We found that ideal bloodless visualization of the operative field was obtained in the epinephrine group, comparing that in epinephrine group between before and after use of epinephrine and in two groups prior to cementing. We also found that the use of epinephrine resulted in reducing postoperative hidden blood loss significantly and hemodynamic parameters fluctuated under control in patients receiving epinephrine.
Vasoconstriction effect of epinephrine is complex, and vasoconstriction intensity differs depending on vessel type: arteries, arterioles, precapillary sphincters, capillaries, venules, and veins [19]. It is conceivable that the use of vasoconstrictor epinephrine might predispose to delayed intraoperative bleeding, by temporarily blocking vessels that later start bleeding when the initial vasoconstrictor effect has passed. Though epinephrine’s maximal effect on arterial vasoconstriction may work at 7 to 10 minutes, it takes considerably longer for a new local equilibrium to be obtained with regard to hemoglobin quantity. If optimal visualization and fixation are desired, the ideal time for cement hardening should be the time when local hemoglobin concentration is lowest [20, 21]. Therefore, it is sufficient for cementing of the tibia and femur by preparing two batches of cement 6 to 9 minutes apart, then holding components carefully in place until the cement has completely polymerized. In our study, there was no evidence of any rebound bleeding in the postoperative period in any of our patients, as an indication in the nearly equal volume of intraoperative blood loss that occurred. This finding also suggests that the use of epinephrine does not increase the risk of intraoperative rebound bleeding with good hemostasis for the occurrence of the roughly same volume of intraoperative blood loss.
In our study topical use of epinephrine-soaked gauzes has induced a significant reduction of perioperative hidden blood loss compared with utilization of tourniquet. Epinephrine as a platelet-stimulating agent can cause aggregation of human platelets through alpha-adrenergic mechanisms [8]. It can explain the effectiveness of this procoagulant in decreasing postoperative blood loss because of its hemostatic effect [22].
This method was characterised by the absence of complications and adverse reactions associated with epinephrine. Hemodynamic parameters in our study fluctuated under control in patients receiving epinephrine. Peak changes in HR, MBP, SBP were observed to reached 10 minutes following the beginning of the epinephrine use, and they fell to about original value at 15 minutes from start. Tissue ischemia, infection and skin necrosis were also not detected in the epinephrine group.
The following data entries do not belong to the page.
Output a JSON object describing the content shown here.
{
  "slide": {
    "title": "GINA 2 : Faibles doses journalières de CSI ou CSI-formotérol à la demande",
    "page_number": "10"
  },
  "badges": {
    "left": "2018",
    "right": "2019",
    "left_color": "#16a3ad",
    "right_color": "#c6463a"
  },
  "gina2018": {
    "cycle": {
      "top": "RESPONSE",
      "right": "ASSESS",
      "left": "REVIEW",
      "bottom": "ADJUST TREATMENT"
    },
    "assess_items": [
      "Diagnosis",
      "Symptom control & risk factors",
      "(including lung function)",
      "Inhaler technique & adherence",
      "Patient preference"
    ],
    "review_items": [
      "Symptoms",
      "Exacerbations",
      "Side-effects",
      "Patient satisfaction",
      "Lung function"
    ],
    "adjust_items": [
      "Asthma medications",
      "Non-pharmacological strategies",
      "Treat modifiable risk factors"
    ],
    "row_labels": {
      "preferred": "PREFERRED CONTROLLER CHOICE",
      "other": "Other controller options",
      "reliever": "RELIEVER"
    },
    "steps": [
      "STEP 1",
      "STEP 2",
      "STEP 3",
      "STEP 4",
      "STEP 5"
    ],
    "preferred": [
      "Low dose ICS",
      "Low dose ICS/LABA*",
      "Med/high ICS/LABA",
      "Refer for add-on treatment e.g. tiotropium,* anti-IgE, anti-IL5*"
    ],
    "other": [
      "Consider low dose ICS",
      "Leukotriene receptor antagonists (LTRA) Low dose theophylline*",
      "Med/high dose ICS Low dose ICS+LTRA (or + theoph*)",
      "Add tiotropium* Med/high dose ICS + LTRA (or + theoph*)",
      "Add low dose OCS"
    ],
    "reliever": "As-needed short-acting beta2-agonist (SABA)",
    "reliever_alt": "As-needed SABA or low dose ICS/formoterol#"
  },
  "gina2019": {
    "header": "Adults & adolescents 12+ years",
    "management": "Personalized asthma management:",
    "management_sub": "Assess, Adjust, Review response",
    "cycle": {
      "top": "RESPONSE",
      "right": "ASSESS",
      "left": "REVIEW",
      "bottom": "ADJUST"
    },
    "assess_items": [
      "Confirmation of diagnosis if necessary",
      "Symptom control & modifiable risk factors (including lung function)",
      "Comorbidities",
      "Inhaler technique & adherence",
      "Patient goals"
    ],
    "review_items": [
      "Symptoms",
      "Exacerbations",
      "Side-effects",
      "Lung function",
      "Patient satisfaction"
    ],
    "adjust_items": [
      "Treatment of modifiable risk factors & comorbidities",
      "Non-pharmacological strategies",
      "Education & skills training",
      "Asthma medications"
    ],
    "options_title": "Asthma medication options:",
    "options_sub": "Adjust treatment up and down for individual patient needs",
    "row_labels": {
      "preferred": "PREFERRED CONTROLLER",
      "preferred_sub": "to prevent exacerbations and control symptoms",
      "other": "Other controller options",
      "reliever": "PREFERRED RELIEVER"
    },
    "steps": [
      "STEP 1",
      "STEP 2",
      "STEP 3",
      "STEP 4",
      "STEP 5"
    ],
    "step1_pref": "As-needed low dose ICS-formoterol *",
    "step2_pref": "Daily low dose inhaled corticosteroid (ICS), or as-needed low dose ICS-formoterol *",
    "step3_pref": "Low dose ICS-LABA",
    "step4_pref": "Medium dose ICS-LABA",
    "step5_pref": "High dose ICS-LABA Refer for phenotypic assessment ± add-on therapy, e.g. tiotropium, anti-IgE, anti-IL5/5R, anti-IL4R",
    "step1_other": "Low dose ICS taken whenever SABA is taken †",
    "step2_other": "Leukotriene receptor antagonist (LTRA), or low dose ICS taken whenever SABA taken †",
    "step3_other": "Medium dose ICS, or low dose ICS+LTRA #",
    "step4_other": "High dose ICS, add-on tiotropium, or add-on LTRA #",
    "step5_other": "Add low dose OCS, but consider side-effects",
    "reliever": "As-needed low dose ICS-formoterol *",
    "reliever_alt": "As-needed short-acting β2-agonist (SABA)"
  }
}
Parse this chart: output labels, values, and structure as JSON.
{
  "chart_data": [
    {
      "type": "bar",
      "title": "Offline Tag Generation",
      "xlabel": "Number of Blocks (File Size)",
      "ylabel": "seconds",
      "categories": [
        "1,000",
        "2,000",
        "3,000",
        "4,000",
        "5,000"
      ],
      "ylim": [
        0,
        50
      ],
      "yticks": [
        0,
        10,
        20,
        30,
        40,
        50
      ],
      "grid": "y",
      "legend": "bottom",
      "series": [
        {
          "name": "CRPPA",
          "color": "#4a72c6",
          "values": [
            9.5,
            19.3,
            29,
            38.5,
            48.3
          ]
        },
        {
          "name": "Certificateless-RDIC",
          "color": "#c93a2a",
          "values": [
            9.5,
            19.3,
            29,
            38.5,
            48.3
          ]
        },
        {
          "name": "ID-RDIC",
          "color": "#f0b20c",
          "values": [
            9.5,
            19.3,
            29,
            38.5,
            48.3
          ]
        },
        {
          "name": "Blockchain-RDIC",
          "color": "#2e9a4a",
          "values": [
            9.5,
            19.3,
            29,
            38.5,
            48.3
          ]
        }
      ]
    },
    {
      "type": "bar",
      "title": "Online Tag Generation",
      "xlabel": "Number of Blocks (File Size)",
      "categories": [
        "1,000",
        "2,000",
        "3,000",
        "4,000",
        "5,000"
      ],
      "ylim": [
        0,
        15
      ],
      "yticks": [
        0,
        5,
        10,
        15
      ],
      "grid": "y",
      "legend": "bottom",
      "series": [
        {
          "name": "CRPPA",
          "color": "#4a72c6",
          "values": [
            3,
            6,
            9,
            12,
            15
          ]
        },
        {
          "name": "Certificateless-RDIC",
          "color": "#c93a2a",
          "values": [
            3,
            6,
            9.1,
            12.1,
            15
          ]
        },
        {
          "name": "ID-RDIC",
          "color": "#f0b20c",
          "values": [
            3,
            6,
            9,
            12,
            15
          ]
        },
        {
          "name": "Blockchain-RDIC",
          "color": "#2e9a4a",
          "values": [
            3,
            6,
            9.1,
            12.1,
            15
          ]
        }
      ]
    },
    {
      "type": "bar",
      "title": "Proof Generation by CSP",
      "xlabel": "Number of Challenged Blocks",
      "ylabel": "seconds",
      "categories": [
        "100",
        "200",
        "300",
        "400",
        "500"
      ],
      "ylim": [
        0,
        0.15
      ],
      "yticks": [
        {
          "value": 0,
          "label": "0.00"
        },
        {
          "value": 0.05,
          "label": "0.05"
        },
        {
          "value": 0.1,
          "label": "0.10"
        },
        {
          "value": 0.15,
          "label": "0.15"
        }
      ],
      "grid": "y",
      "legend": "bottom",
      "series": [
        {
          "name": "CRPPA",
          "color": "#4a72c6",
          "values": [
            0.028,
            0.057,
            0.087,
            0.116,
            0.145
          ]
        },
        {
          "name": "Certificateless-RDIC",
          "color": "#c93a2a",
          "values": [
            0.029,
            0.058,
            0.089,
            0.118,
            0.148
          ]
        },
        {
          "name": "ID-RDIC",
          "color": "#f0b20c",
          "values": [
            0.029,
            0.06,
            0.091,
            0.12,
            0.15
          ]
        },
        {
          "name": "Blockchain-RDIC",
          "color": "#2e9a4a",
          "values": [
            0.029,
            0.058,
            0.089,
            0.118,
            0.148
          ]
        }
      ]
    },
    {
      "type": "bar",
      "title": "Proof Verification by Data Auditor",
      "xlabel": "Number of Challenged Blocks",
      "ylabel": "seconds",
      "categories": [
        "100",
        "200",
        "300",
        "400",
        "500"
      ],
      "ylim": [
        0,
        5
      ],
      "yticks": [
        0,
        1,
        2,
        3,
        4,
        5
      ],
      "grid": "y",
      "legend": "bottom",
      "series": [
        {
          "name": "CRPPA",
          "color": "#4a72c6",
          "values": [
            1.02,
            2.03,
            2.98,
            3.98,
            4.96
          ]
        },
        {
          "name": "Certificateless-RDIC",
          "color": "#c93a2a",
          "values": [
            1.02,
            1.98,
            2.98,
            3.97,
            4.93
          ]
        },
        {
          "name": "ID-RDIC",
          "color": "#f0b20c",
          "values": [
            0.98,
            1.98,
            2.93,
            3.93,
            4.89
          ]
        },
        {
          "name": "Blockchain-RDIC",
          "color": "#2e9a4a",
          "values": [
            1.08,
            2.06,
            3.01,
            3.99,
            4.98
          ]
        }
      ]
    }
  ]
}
This study had several limitations. First, the concentration and technique of epinephrine solution merits deeper considerations and further study. To our knowledge, there is not a single study with outcome measurements that epinephrine is used for hemostasis in the osteotomized sites. A body of previous studies have reported subcutaneous injection of epinephrine solutions in concentrations up to 1:50,000 with good effect in burn and hand surgery [23, 24, 25, 26], and even higher concentration has been safely used in other forms of surgery [27, 28]. We empirically prepared an epinephrine solution at a concentration of 1:125,000 which was higher than that in some orthopaedic surgery, on the basis of consideration that effective drug concentration was longer for cement hardening before it wore off. Meanwhile, the tumescent technique as it applies to suction lipectomy of plastic surgery has been more extensively studied, but these data are not directly applicable to orthopaedic cases as much of the epinephrine is used in bone cut [29, 30]. Hence, we attempted to utilize the technique of epinephrine, soaking not infiltrating, on the osteotomized surfaces, because tumescent or infiltrating technique was abandoned for such adverse effects of epinephrine as delaying wound healing, increasing the risk of infection, and compromising flap survival. Second, the incidence of hemodynamic instability may have been obscured because we merely investigated hemodynamic parameters at 5-minute intervals only for 20 minutes since application of the epinephrine and bone cement may adversely affect hemodynamics. Third, short-, medium-, and long-term outcomes outcome following TKA is needed to evaluate whether the epinephrine procedure will compromise prothesis survival or not. Lastly, we failed to find any differences in the incidence of postoperative complications, this might be due to a relatively small sample size or lack of clinical implication. Further large-scale studies on high-risk patients are needed to assess the association between intra- and postoperative cardiovascular complications and the use of epinephrine.